Like clockwork, big names like Charlie “MoistCr1TiKaL” White and Félix “xQc” Lengyel began weighing in with opinions about how Anys is “out of touch” and no longer understands the plight of the common man – which is rich, because all of these people are hilariously wealthy. It’s been half a decade since the last time any of them understood the day-to-day concerns of regular people. Pretending that they do only stands to make them richer. (These days, Lengyel is so rich that he's largely stopped pretending, except when it helps him win drive-by slap fights over cookies.)

And as news kingpin Hasan Piker pointed out, they’re all friends! "Here's the thing: Charlie knows Pokimane,” he said during a recent stream. “Charlie's met Pokimane. What do you think? You think, really, she's anti-poor? Like that's what's going on? Come on, dog." It's just a remix of every other online drama cycle to date: reality TV playing out across countless channels and platforms – now with at least one literal reality TV star joining the fray, because why not make things even more on the nose? Only this time it’s about fucking cookies. 

You could make the argument, perhaps, that tempers are flaring due to the inherent tension between Anys’ status as an outrageously wealthy person and her chill gamer friend persona, or concerns around creators pushing actual scam products, like Rachell “Valkyrae” Hofstetter’s ill-advised blue light skincare line from 2021. But nobody is making that argument, at least among content creators. Instead, it’s just plainly disingenuous drama-of-the-week nonsense.
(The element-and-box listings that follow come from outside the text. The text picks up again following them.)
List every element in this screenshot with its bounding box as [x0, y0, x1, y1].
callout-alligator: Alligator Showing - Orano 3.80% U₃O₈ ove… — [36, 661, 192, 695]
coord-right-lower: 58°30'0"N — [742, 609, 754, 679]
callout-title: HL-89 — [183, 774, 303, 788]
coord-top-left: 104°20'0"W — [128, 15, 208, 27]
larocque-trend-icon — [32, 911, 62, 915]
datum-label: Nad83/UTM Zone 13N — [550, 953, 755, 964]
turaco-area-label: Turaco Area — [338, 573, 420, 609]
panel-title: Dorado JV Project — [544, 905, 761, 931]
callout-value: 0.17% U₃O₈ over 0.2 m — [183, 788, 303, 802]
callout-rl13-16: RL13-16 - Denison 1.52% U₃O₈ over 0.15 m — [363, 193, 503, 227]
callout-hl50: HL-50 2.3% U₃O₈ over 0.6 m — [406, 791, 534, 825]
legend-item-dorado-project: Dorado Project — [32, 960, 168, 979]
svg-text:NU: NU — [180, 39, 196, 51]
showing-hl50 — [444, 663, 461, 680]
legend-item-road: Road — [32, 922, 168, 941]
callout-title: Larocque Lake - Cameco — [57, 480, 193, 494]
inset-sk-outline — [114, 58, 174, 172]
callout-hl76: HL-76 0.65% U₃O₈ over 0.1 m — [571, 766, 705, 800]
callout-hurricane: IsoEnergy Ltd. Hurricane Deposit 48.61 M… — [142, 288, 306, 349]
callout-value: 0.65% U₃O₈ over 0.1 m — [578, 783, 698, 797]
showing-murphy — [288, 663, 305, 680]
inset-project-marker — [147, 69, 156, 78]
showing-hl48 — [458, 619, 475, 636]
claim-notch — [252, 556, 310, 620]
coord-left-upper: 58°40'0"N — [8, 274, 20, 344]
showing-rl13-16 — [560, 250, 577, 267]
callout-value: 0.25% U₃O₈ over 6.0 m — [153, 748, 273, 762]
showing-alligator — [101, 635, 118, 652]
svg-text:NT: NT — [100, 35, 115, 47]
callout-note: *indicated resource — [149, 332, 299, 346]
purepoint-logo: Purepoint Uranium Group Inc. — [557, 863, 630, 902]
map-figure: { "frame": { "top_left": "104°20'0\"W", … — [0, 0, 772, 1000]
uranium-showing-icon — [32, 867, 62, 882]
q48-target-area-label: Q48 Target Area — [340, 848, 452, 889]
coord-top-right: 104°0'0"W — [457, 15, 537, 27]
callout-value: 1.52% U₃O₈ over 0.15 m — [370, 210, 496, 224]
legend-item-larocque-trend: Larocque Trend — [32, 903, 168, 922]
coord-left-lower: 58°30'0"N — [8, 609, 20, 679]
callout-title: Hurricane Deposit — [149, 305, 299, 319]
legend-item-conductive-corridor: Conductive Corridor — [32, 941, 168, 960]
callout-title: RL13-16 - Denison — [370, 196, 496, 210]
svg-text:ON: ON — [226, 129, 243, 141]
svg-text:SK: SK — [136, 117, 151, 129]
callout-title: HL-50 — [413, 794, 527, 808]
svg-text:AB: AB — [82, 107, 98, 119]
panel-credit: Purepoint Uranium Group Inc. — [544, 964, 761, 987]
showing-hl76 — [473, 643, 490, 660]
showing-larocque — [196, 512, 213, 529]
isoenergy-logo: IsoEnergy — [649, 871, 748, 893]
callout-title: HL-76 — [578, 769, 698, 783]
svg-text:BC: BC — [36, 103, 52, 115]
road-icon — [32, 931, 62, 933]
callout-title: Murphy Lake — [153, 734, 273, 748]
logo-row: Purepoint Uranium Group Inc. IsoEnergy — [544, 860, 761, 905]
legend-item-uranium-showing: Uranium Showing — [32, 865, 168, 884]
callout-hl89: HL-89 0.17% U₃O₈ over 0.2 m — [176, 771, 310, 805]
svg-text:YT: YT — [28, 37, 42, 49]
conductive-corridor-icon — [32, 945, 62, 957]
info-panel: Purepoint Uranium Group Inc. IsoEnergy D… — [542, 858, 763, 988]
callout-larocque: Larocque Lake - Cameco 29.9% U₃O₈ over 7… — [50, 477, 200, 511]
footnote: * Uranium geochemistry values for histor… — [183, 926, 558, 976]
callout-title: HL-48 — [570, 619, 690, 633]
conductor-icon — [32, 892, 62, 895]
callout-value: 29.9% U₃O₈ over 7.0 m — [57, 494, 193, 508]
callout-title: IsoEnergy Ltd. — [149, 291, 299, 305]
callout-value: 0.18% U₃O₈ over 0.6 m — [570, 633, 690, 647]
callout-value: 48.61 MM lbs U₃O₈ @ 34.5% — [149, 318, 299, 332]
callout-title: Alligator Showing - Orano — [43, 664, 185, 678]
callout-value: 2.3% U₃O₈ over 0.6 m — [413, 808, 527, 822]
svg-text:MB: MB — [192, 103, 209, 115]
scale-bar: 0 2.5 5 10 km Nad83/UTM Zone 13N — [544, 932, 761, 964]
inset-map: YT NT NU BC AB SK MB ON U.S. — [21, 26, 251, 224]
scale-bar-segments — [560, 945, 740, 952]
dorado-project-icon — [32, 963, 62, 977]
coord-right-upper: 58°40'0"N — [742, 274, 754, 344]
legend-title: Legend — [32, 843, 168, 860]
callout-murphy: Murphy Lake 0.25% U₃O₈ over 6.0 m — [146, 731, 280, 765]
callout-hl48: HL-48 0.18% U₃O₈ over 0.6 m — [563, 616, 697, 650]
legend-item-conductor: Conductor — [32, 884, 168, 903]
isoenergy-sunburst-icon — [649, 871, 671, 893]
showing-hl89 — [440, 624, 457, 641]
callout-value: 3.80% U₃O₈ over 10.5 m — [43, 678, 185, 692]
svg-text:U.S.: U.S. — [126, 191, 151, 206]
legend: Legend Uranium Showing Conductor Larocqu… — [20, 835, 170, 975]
And yet, here we are, with various creators’ fans and foes toiling away under the delusion that they’re taking part in something larger than them, arguing it out in Twitter community notes over the precise per-cent value of individual cookies. “‘30% cheaper’ is misleading,” a real human being wrote, credulously. “The original tweet shows in the 2nd image that Myna bags have 4 servings of 7 cookies for $7 per bag, where Costco [has] 14 servings of 7 cookies for $9. The Costco bags cost ($9 / 98 cookies) = $0.09 per cookie, vs Myna's 7/28 = $0.25 per cookie.”

Cookie math. To win an online argument. Nothing has ever mattered less. I weep for whichever childhood memory all of this stole from me.